Tax reconciliation for both foreign and local companies is a requirement from the State Administration of Taxation. The local tax bureaus will have been issuing guidelines regarding tax reconciliations and other matters during the first few months of the year.
In China, tax adjustments may occur when:
- The “fapiao” can no longer be obtained yet the particular expense was already expected to be deductible;
- Some clients’ payments were expected to be received in the final quarter but instead brought forward to the next quarter (following year);
- The annual profit and CIT calculations may be reflective of clients’ cancellations due to the COVID-19 pandemic.
Transfer pricing reporting
Companies that have transactions with related parties should also prepare transfer pricing reports as part of tax reconciliations.
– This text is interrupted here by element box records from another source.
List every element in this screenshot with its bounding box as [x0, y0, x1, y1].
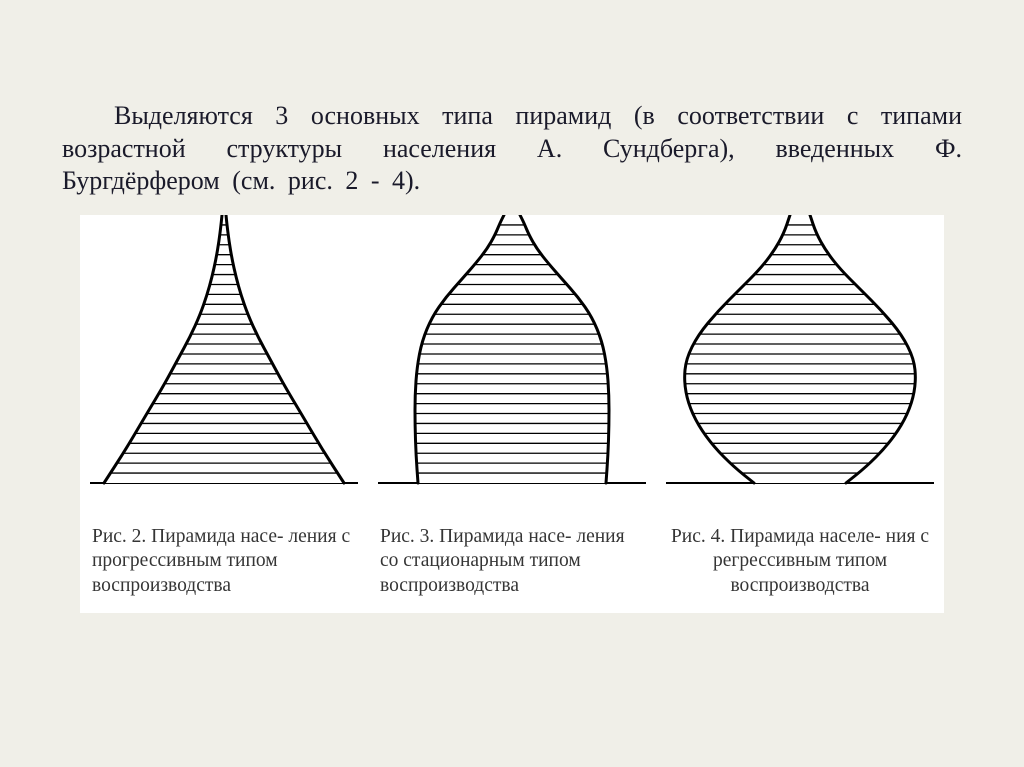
intro-paragraph: Выделяются 3 основных типа пирамид (в со… — [62, 100, 962, 198]
paragraph-text: Выделяются 3 основных типа пирамид (в со… — [62, 100, 962, 198]
page: Выделяются 3 основных типа пирамид (в со… — [0, 0, 1024, 767]
caption-fig3: Рис. 3. Пирамида насе- ления со стациона… — [368, 525, 656, 598]
caption-fig4: Рис. 4. Пирамида населе- ния с регрессив… — [656, 525, 944, 598]
figure-progressive — [80, 215, 368, 483]
captions-row: Рис. 2. Пирамида насе- ления с прогресси… — [80, 525, 944, 598]
figure-stationary — [368, 215, 656, 483]
caption-fig2: Рис. 2. Пирамида насе- ления с прогресси… — [80, 525, 368, 598]
figure-regressive — [656, 215, 944, 483]
figures-svg — [80, 215, 944, 525]
figure-panel: Рис. 2. Пирамида насе- ления с прогресси… — [80, 215, 944, 613]
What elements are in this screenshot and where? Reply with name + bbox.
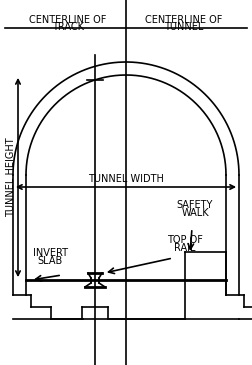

Companies that qualify are obligated to prepare either master files, local files, or special files:
Preparations for these reporting requirements usually start in February taking into consideration the May 31st deadline. However, it is worth note-taking that processing and review by the local tax bureaus of your respective regions may carry on past the deadline and last until the end of the fiscal year. Local tax bureaus also reserve the right to request additional information as requested.
Foreign Invested Enterprises or FIEs are required to proceed with the submission of mandatory information to various government authorities including:
- Ministry of Commerce (MOFCOM)
- State Administration for Market Regulation of Industry and Commerce (SAMR)
- State of Foreign Exchange (SAFE)
- Finance Authority
- Customs Authority
The last two are usually for trading companies. These authorities need to ensure that enterprises are compliant with Chinese regulations and the information provided to government agencies is up-to-date. Depending on the scope of business and district within the city, differences in document requirements may be observed. Moreover, the annual report that needs to be submitted must contain the following information:
- Basic information of the company and its status
- Top-level financial data
- Equity investments, if any
- Ultimate Beneficial Owner (UBO) information
Annual reporting for Representative Offices (ROs) are also required to comply with the requirements as they apply to all companies. However, ROs are required to submit to the local SAMR an annual inspection that includes the notarized and legalized business certificate of the foreign entity. Further, Chinese translations of the submitted documents are necessary and should be done promptly.